Please submit the following files using the turnin system by 10:00 am on Wed, March 26 2003. For your turnin submission, THE NAME OF THE PROJECT IS "project1". PLEASE MAKE JUST ONE PROJECT SUBMISSION PER GROUP. Submissions received on Wed, March 26 between 10:01 am and 12 noon will be penalized with 30% off the grade and submissions after March 26 AT NOON won't be accepted.

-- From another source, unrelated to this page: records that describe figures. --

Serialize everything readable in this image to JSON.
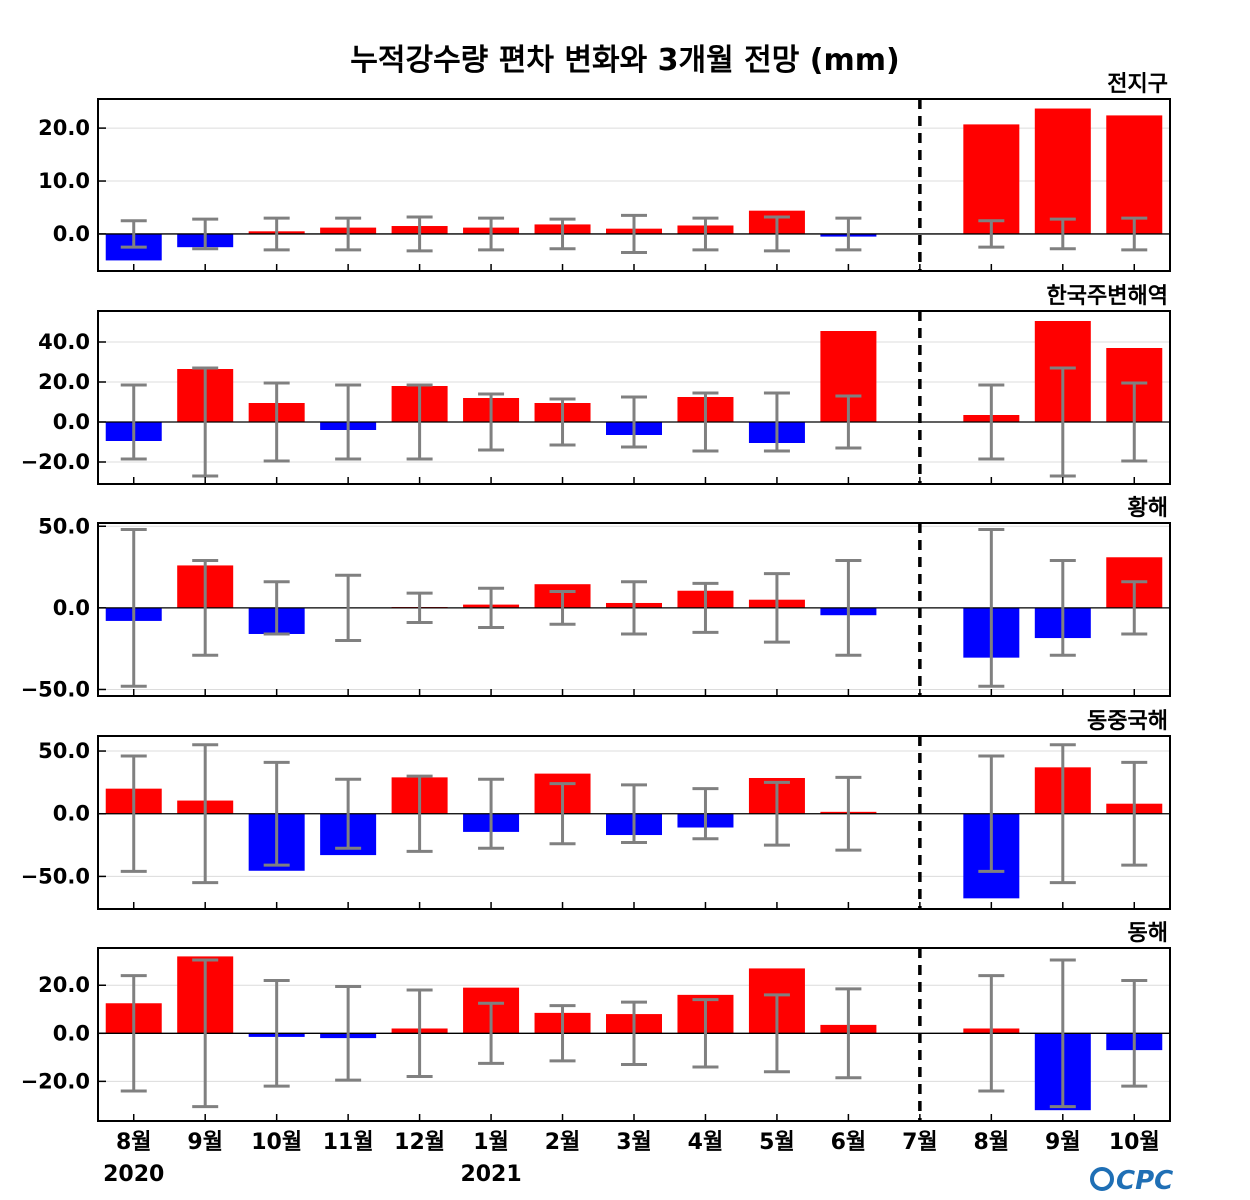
{
  "chart_data": {
    "type": "bar",
    "title": "누적강수량 편차 변화와 3개월 전망 (mm)",
    "categories": [
      "8월",
      "9월",
      "10월",
      "11월",
      "12월",
      "1월",
      "2월",
      "3월",
      "4월",
      "5월",
      "6월",
      "7월",
      "8월",
      "9월",
      "10월"
    ],
    "year_labels": [
      {
        "category_index": 0,
        "text": "2020"
      },
      {
        "category_index": 5,
        "text": "2021"
      }
    ],
    "forecast_divider_after": "7월",
    "colors": {
      "positive": "#ff0000",
      "negative": "#0000ff",
      "error_bar": "#808080"
    },
    "logo_text": "CPC",
    "panels": [
      {
        "name": "전지구",
        "ticks": [
          0,
          10,
          20
        ],
        "tick_labels": [
          "0.0",
          "10.0",
          "20.0"
        ],
        "ylim": [
          -7,
          25.5
        ],
        "values": [
          -5,
          -2.5,
          0.5,
          1.2,
          1.5,
          1.2,
          1.8,
          1.0,
          1.6,
          4.4,
          -0.5,
          0,
          20.7,
          23.7,
          22.4
        ],
        "errors": [
          2.5,
          2.8,
          3.0,
          3.0,
          3.2,
          3.0,
          2.8,
          3.5,
          3.0,
          3.2,
          3.0,
          0,
          2.5,
          2.8,
          3.0
        ]
      },
      {
        "name": "한국주변해역",
        "ticks": [
          -20,
          0,
          20,
          40
        ],
        "tick_labels": [
          "−20.0",
          "0.0",
          "20.0",
          "40.0"
        ],
        "ylim": [
          -31,
          55.5
        ],
        "values": [
          -9.5,
          26.5,
          9.5,
          -4,
          18,
          12,
          9.5,
          -6.5,
          12.5,
          -10.5,
          45.5,
          0,
          3.5,
          50.5,
          37
        ],
        "errors": [
          18.5,
          27,
          19.5,
          18.5,
          18.5,
          14,
          11.5,
          12.5,
          14.5,
          14.5,
          13,
          0,
          18.5,
          27,
          19.5
        ]
      },
      {
        "name": "황해",
        "ticks": [
          -50,
          0,
          50
        ],
        "tick_labels": [
          "−50.0",
          "0.0",
          "50.0"
        ],
        "ylim": [
          -54,
          52
        ],
        "values": [
          -8,
          26,
          -16,
          0,
          0.5,
          2,
          14.5,
          3,
          10.5,
          5,
          -4.5,
          0,
          -30.5,
          -18.5,
          31
        ],
        "errors": [
          48,
          29,
          16,
          20,
          9,
          12,
          10,
          16,
          15,
          21,
          29,
          0,
          48,
          29,
          16
        ]
      },
      {
        "name": "동중국해",
        "ticks": [
          -50,
          0,
          50
        ],
        "tick_labels": [
          "−50.0",
          "0.0",
          "50.0"
        ],
        "ylim": [
          -76,
          62
        ],
        "values": [
          20,
          10.5,
          -45.5,
          -33,
          29,
          -14.5,
          32,
          -17,
          -11,
          28.5,
          1.5,
          0,
          -67.5,
          37,
          8
        ],
        "errors": [
          46,
          55,
          41,
          27.5,
          30,
          27.5,
          24,
          23,
          20,
          25,
          29,
          0,
          46,
          55,
          41
        ]
      },
      {
        "name": "동해",
        "ticks": [
          -20,
          0,
          20
        ],
        "tick_labels": [
          "−20.0",
          "0.0",
          "20.0"
        ],
        "ylim": [
          -36.5,
          35.5
        ],
        "values": [
          12.5,
          32,
          -1.5,
          -2,
          2,
          19,
          8.5,
          8,
          16,
          27,
          3.5,
          0,
          2,
          -32,
          -7
        ],
        "errors": [
          24,
          30.5,
          22,
          19.5,
          18,
          12.5,
          11.5,
          13,
          14,
          16,
          18.5,
          0,
          24,
          30.5,
          22
        ]
      }
    ]
  }
}
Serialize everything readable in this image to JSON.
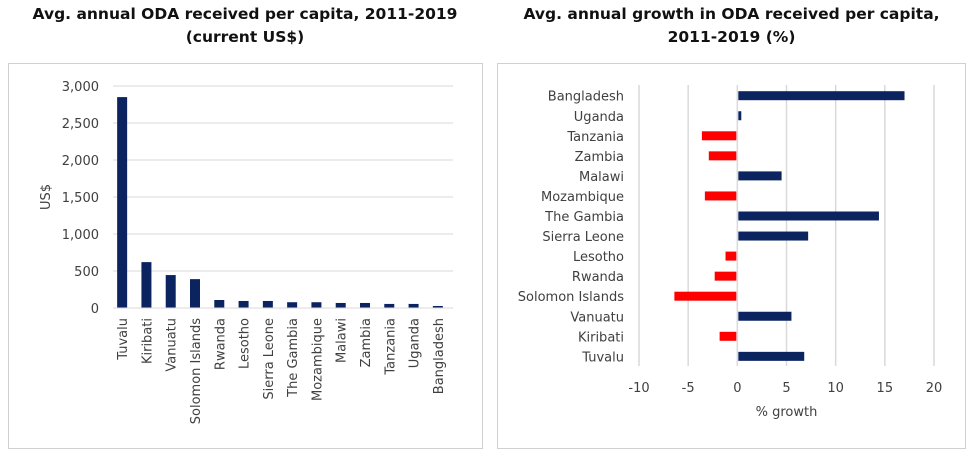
{
  "chart_data": [
    {
      "type": "bar",
      "title": "Avg. annual ODA received per capita, 2011-2019 (current US$)",
      "title_lines": [
        "Avg. annual ODA received per capita, 2011-2019",
        "(current US$)"
      ],
      "ylabel": "US$",
      "xlabel": "",
      "ylim": [
        0,
        3000
      ],
      "yticks": [
        0,
        500,
        1000,
        1500,
        2000,
        2500,
        3000
      ],
      "ytick_labels": [
        "0",
        "500",
        "1,000",
        "1,500",
        "2,000",
        "2,500",
        "3,000"
      ],
      "grid": true,
      "categories": [
        "Tuvalu",
        "Kiribati",
        "Vanuatu",
        "Solomon Islands",
        "Rwanda",
        "Lesotho",
        "Sierra Leone",
        "The Gambia",
        "Mozambique",
        "Malawi",
        "Zambia",
        "Tanzania",
        "Uganda",
        "Bangladesh"
      ],
      "values": [
        2850,
        620,
        445,
        390,
        108,
        95,
        95,
        78,
        78,
        68,
        68,
        55,
        55,
        27
      ],
      "color": "#0b2460"
    },
    {
      "type": "bar",
      "orientation": "horizontal",
      "title": "Avg. annual growth in ODA received per capita, 2011-2019 (%)",
      "title_lines": [
        "Avg. annual growth in ODA received per capita,",
        "2011-2019 (%)"
      ],
      "xlabel": "% growth",
      "ylabel": "",
      "xlim": [
        -10,
        20
      ],
      "xticks": [
        -10,
        -5,
        0,
        5,
        10,
        15,
        20
      ],
      "xtick_labels": [
        "-10",
        "-5",
        "0",
        "5",
        "10",
        "15",
        "20"
      ],
      "grid": true,
      "categories": [
        "Bangladesh",
        "Uganda",
        "Tanzania",
        "Zambia",
        "Malawi",
        "Mozambique",
        "The Gambia",
        "Sierra Leone",
        "Lesotho",
        "Rwanda",
        "Solomon Islands",
        "Vanuatu",
        "Kiribati",
        "Tuvalu"
      ],
      "values": [
        16.9,
        0.3,
        -3.5,
        -2.8,
        4.4,
        -3.2,
        14.3,
        7.1,
        -1.1,
        -2.2,
        -6.3,
        5.4,
        -1.7,
        6.7
      ],
      "positive_color": "#0b2460",
      "negative_color": "#ff0000"
    }
  ]
}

TOTAL: 100 POINTS + EXTRA POINTS DEPENDING ON EXCEPTIONAL QUALITY (TOTAL: 20 points) PRE-PROCESSING OF THE DATASET: (05 points) Translating both input datasets into .arff (05 points) Discretizing attributes as needed (05 points) Dealing with missing values appropriately (05 points) Dealing with attributes appropriately (i.e. using nominal values instead of numeric when appropriate, using as many of them as possible, etc.) (up to 5 extra credit points) Trying to do "fancier" things with attributes (i.e. combining two attributes highly correlated into one, using background knowledge, etc.) (TOTAL: 15 points) ALGORITHMIC DESCRIPTION OF THE CODE DESCRIPTION (04 points) Description of the algorithm underlying the Weka filters used (02 points) Description of the algorithm underlying Weka's ZeroR code (04 points) Description of the algorithm underlying Weka's ID3 code (05 points) Description of the algorithm underlying Weka's J4.8 code (TOTAL: 60 points) EXPERIMENTS (TOTAL: 28 points each dataset) FOR EACH DATASET: (02 points) ran at least a reasonable number of experiments to get familiar with ZeroR (TOTAL: 26 points) For each decision tree method required ID3 and J4.8 (13 points each): (05 points) ran at least a reasonable number of experiments to get familiar with the decision tree method and different evaluation methods (%split, cross-validation,...) (03 points) good description of the experiment setting and the results (05 points) good analysis of the results of the experiments (up to 4 extra credit points) excellent analysis of the results (04 points) comparison of the results obtained with ZeroR, ID3, and J4.8 and summary of the project (TOTAL 5 points) SLIDES - how well do they summarize concisely the results of the project?